Giving this much access and control to the client was a reversal in thinking as most staffing firms considered their talent database as proprietary and they were not anxious to make it public. Well these antiquated staffing firms need to rethink their handling of their databases in the future as more and more sites like LinkedIn are springing up allowing access to millions of profiles for free.
Also, companies like LinkedIn and BranchOut send out alerts when there is a job match close to the one a prospect is looking for. No more will the person who is looking for a job, or consultant who is looking for projects, have to wait until the staffing firm places them on a job.
The new breed of online staffing and consulting firms have empowered the prospective employee or consultant to take charge of their future and not wait on a third-party to do that for them. These online firms are also giving people a worldwide platform where they can be seen by thousands of companies around the world who need their services.
I am even seeing smaller consulting firms developing online strategies to increase the reach of their business development efforts and lower their cost of sales.

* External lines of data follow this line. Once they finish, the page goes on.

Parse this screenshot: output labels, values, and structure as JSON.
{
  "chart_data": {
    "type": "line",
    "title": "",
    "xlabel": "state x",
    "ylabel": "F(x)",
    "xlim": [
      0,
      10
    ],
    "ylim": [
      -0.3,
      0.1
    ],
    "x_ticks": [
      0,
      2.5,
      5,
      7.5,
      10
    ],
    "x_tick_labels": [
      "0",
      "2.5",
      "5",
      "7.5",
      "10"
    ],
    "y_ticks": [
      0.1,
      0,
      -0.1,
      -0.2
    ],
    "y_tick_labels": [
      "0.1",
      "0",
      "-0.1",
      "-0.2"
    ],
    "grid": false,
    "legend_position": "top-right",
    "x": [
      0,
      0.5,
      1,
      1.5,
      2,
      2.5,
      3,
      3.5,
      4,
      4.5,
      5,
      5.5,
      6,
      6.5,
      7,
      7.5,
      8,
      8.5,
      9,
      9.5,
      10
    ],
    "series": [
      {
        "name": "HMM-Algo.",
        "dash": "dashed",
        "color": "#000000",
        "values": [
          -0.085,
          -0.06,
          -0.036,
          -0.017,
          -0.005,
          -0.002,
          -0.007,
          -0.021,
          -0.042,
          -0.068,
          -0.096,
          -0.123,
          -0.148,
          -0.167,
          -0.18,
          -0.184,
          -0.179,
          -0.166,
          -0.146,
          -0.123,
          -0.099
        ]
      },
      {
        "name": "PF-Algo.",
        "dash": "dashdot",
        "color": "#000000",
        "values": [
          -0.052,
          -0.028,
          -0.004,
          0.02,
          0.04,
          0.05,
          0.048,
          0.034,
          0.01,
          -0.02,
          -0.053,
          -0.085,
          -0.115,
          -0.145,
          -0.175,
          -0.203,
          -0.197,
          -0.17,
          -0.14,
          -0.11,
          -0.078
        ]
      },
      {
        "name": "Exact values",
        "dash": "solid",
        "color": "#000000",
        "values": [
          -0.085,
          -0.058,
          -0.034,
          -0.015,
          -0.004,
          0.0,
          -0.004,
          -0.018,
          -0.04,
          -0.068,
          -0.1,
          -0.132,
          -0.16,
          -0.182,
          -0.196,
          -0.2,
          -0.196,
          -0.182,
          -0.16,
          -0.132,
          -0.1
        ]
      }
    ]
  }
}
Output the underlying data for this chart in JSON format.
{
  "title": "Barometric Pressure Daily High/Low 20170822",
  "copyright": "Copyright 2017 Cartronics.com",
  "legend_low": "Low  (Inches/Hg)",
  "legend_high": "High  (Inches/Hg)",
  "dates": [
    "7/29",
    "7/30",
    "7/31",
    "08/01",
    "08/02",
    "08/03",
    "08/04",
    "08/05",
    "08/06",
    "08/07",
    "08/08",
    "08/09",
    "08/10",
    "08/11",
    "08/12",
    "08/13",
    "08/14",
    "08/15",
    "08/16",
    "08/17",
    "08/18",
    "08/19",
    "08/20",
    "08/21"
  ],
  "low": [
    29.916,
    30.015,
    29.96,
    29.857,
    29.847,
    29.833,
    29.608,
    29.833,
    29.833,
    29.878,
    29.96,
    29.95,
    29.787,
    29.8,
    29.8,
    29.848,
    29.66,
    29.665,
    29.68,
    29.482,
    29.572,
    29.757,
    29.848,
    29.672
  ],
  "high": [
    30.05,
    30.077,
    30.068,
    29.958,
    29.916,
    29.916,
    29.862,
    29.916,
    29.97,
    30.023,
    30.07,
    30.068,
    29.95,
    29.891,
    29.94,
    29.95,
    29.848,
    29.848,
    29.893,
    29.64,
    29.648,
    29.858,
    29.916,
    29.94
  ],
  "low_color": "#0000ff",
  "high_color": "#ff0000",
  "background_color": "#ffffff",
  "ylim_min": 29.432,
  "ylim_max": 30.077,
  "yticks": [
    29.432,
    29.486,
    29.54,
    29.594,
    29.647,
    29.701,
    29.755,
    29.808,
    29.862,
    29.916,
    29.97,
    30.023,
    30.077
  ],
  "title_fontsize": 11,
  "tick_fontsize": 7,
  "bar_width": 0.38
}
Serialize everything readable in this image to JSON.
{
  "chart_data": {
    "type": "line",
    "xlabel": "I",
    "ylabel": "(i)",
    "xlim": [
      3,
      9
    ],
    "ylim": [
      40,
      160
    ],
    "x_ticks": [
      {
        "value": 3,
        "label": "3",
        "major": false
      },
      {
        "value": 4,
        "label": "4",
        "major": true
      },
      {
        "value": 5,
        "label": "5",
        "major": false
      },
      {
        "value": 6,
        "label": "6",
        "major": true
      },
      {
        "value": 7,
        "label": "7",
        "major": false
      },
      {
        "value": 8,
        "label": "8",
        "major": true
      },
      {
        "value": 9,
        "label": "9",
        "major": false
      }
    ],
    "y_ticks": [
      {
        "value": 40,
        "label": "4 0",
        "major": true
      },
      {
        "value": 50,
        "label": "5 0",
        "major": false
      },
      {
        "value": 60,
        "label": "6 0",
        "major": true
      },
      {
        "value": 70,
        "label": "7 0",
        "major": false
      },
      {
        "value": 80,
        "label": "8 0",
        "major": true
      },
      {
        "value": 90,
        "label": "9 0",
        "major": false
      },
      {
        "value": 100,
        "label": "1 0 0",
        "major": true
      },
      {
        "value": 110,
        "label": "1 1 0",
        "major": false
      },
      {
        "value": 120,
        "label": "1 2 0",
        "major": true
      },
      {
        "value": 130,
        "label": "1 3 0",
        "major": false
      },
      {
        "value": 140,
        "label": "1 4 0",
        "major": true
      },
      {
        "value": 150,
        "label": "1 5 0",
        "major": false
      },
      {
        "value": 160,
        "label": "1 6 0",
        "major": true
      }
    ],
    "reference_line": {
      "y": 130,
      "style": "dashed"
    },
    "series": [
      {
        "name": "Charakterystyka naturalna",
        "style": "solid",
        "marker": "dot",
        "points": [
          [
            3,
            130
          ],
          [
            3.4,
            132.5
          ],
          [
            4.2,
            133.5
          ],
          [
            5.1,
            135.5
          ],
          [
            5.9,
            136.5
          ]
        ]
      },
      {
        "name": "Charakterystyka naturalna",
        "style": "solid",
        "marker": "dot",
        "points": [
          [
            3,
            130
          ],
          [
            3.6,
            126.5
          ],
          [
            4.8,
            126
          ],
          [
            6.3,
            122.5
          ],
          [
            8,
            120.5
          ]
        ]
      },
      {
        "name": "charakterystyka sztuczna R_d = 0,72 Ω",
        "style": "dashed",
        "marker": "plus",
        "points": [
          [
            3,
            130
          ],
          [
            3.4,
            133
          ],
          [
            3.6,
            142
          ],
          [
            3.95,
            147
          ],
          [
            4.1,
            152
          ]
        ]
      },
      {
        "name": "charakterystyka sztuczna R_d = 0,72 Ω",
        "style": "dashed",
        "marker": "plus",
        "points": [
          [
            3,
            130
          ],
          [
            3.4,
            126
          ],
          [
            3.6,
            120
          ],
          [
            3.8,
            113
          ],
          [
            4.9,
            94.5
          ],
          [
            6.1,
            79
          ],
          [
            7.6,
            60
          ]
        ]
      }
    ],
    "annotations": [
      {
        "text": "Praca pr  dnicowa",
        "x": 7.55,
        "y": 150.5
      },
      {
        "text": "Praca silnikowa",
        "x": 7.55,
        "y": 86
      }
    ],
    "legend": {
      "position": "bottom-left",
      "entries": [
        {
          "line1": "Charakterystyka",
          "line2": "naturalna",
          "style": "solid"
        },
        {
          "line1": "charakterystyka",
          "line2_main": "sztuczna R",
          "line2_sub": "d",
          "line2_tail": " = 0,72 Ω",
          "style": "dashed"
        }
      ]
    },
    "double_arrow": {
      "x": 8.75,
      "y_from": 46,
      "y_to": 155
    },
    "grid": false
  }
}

T-Rex and the Executive Consultant
But what about the larger management consulting firms? Much like the staffing industry, their model has not changed much over the last 100 years. However companies are becoming more demanding and smarter about how they obtain these types of consulting services. They are less tolerant of the large consulting fees of earlier years where companies would pay whatever the price just to use one of the big consulting firms. They are gravitating more towards the value-based pricing model rather than the traditional per diem billing of the past according to an article written by Clayton Christensen, Dina Wang and Derek van Bever, “Consulting on the Cusp of Disruption.” (http://hbr.org/2013/10/consulting-on-the-cusp-of-disruption/).
Welcome to the Consultant Marketplace
New competitors in the consulting space are undermining the larger providers with newer business models that better meet the needs of the customers. Companies in need of consulting services are gravitating towards smaller consulting firms, interim executive firms and single practitioner consultants who provide less complex solutions to companies less expensively, yet just as successful. This is due to these firms focus on the specific needs of the client and their ability to execute quickly at a lower price.
Notably within the last year, a significant game changing model emerged with online firms like Expert360 and SkillBridge specializing in connecting highly skilled consultants to clients around the world. What Elance did for freelance talent, these two companies are attempting to do for the world of high-end consulting talent.
In a recent article by John Childress, “Dinosaurs, Big Consulting Firms and Disruptive Innovation” (http://www.n2growth.com/blog/dinosaurs-big-consulting-firms-and-disruptive-innovation/ ), he asked the question, “When will the big consulting firms realize that many of their “products” and solutions are too complex, costly and invasive for clients and their excessive leverage model with an army of junior consultants is sorely outdated? When will they innovate themselves?”
So as you can see, the staffing and consulting worlds are starting to catch on that they, too, need to be innovative to compete in today’s world. Watch as more innovative and technology-driven staffing and consulting firms battle the traditional companies for mindshare and market share. Don’t be surprised to read that big staffing firms and consulting firms are acquiring the online startups in an attempt to accelerate their own transformation and dodge the same fate that befell the giant dinosaurs.